2. Box Plot - Average Rating vs Median Household Income by County
ggplot(data=df) +
geom_boxplot(aes(x = avg_rating, y=hhincome, group=avg_rating),
color = "black") +
labs(
x = "Average Yelp Rating",
y = "Median Annual Household Income ($)",
title = "Box Plot - Average Yelp Rating VS Median Annual Household Income by County"
) +
facet_wrap(~county) +
scale_fill_brewer(palette = "Blues") +
theme_minimal() +
theme(strip.text = element_text(face = "bold"))
From the box plot of median annual household income vs average rating on yelp by county, Cobb, DeKalb and Fulton county shows positive correlation between rating (2-4) and median household income. In contrast with 5-star rating businesses which unexpectedly associated with lower-income neighborhoods.
3. Scatter Plot - Review Count vs Median Household Income by County
ggplot(data = df, aes(x=review_count_log, y=hhincome, color = pct_white)) +
geom_point(alpha=0.7, size=2) +
labs(x = "Review Count (log)",
y = "Median Annual Household Income",
color = "Proportion of residents who\nself-identified as white",
title = "Scatter Plot - Review Count vs Median Household Income by County") +
scale_color_gradient(low="darkblue", high="red") +
facet_wrap(~county) +
theme_minimal() +
theme(strip.text = element_text(face = "bold"),
legend.text = element_text(size=7),
legend.title = element_text(size = 8))
The scatter plot shows number of reviews (log-transformed) against median household income, with the color representing the proportion of the white population. From the distribution of the data points, it is evident that lower-income neighborhoods are more commonly associated with a lower proportion of white residents (indicated by the purple points).
DeKalb and Fulton Counties show a greater variation in the proportion of white residents compared to the other counties. Clayton County stands out as a predominantly non-white area.
In DeKalb County, there is a pattern where lower review counts and lower household incomes are associated with a lower proportion of white residents (purple points). In Fulton County, the pattern is less distinct, with lower review counts spread across both lower and higher-income areas. In Clayton and Gwinnett Counties, there is less diversity in both review count and income, with most businesses located in lower-income neighborhoods. In Cobb County, while there is a wider distribution of incomes and review counts, no significant trend or association is seen.
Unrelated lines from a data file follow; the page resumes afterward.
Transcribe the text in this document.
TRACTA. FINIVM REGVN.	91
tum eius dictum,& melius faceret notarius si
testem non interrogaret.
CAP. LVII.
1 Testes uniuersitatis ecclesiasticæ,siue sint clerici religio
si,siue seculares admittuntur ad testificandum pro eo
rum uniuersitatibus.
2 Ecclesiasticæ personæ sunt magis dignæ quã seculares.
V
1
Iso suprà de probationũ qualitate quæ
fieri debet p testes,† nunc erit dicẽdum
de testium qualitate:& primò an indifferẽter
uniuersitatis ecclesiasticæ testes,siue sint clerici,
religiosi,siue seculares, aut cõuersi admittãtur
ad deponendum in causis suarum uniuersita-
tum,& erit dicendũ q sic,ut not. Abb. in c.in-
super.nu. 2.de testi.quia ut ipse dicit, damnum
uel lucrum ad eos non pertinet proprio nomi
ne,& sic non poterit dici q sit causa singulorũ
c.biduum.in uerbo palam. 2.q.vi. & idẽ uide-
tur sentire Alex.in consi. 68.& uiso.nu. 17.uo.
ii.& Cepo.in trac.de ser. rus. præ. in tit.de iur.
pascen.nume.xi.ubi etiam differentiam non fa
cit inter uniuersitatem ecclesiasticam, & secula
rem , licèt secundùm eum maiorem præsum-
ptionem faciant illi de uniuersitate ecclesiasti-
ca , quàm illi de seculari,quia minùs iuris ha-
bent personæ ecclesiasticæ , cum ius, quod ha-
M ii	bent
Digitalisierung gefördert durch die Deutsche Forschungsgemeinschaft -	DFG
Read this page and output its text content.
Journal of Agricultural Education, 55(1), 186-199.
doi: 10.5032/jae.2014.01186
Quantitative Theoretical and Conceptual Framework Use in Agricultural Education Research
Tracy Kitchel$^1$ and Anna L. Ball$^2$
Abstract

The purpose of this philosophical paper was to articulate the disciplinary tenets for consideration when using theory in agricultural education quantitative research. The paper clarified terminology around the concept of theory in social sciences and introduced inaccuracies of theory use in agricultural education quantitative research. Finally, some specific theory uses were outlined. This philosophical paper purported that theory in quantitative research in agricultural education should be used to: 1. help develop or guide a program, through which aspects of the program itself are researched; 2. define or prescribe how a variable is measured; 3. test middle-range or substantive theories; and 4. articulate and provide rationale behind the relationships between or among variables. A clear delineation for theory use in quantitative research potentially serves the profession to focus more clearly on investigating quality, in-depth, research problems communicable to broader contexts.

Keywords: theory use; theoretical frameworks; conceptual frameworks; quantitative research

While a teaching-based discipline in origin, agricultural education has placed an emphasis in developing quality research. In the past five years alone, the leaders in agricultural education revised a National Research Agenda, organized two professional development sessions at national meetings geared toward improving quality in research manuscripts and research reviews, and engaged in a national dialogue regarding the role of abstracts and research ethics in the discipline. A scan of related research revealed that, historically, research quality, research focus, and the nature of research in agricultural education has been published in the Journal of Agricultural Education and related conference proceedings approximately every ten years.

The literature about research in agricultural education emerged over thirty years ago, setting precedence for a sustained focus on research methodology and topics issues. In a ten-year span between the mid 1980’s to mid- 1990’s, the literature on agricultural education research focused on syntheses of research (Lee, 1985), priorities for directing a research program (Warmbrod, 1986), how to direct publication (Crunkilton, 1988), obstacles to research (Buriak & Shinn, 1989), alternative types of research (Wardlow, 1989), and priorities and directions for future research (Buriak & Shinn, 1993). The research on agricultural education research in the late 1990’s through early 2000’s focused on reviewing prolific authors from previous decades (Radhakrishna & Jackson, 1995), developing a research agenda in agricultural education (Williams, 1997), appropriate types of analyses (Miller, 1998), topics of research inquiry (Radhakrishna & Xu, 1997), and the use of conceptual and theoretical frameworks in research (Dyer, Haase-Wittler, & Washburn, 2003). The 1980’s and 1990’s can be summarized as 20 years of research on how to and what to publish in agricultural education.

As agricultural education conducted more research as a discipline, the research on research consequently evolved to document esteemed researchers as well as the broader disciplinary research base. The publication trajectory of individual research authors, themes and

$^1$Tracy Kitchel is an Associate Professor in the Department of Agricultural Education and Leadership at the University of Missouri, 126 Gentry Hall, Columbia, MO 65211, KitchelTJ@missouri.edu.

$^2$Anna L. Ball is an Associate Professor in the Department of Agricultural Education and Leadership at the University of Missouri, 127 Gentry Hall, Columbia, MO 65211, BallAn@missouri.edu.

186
Scatterplot between Review Count and Neighborhood characteristics
# Make long format dataframe
df_long <- df %>%
pivot_longer(cols = c(hhincome, pct_white, pct_pov_log, pop),
names_to = "variable",
values_to = "value")
# Calculate R and p-values for each variable
cor_results <- data.frame(
variable = c("hhincome", "pct_white", "pct_pov_log", "pop"),
R = c(cor.test(df$review_count_log, df$hhincome)$estimate,
cor.test(df$review_count_log, df$pct_white)$estimate,
cor.test(df$review_count_log, df$pct_pov_log)$estimate,
cor.test(df$review_count_log, df$pop)$estimate),
p_value = c(cor.test(df$review_count_log, df$hhincome)$p.value,
cor.test(df$review_count_log, df$pct_white)$p.value,
cor.test(df$review_count_log, df$pct_pov_log)$p.value,
cor.test(df$review_count_log, df$pop)$p.value)
)
# Create an annotation for R and p-value
annotations <- data.frame(
variable = c("hhincome", "pct_white", "pct_pov_log", "pop"),
label = c(paste("R =", round(cor_results$R[1], 2), ", p =", round(cor_results$p_value[1], 3)),
paste("R =", round(cor_results$R[2], 2), ", p =", round(cor_results$p_value[2], 9)),
paste("R =", round(cor_results$R[3], 2), ", p =", round(cor_results$p_value[3], 5)),
paste("R =", round(cor_results$R[4], 2), ", p =", round(cor_results$p_value[4], 3))),
x = 2.2,
y = c(250000, 1, -0.5, 25000)
)
# Create scatterplot and manually add the R and p-values
ggplot(df_long, aes(x = review_count_log, y = value, color = county)) +
geom_point(alpha=0.9, size=0.85) +
geom_smooth(method = "lm", se = FALSE, size = 0.75) +
facet_wrap(~variable, scales = "free_y", ncol = 2, labeller = labeller(variable = c(
hhincome = "Median Annual Household Income ($)",
pct_white = "Percent White Resident",
pct_pov_log = "Percent Residents Under Poverty",
pop = "Total Population"
))) + # Faceting by the variable
labs(x = "Review Count Logged", y = "Values",
title = "Scatter Plot between Logged Review Count & Neighborhood Characteristics",
subtitle = "Using Yelp Data in Five Counties Around Atlanta, GA") +
theme_minimal() +
scale_color_manual(
values = c(
"Clayton County" = "#4E79A7", # Using Tableau theme colors!
"Cobb County" = "#F28E2B",
"DeKalb County" = "#59A14F",
"Fulton County" = "#E15759",
"Gwinnett County" = "#B07AA1"
)
) +
theme(strip.text = element_text(face = "bold", size = 10)) +
geom_text(data = annotations, aes(x = x, y = y, label = label), inherit.aes = FALSE, size = 3, color = "black")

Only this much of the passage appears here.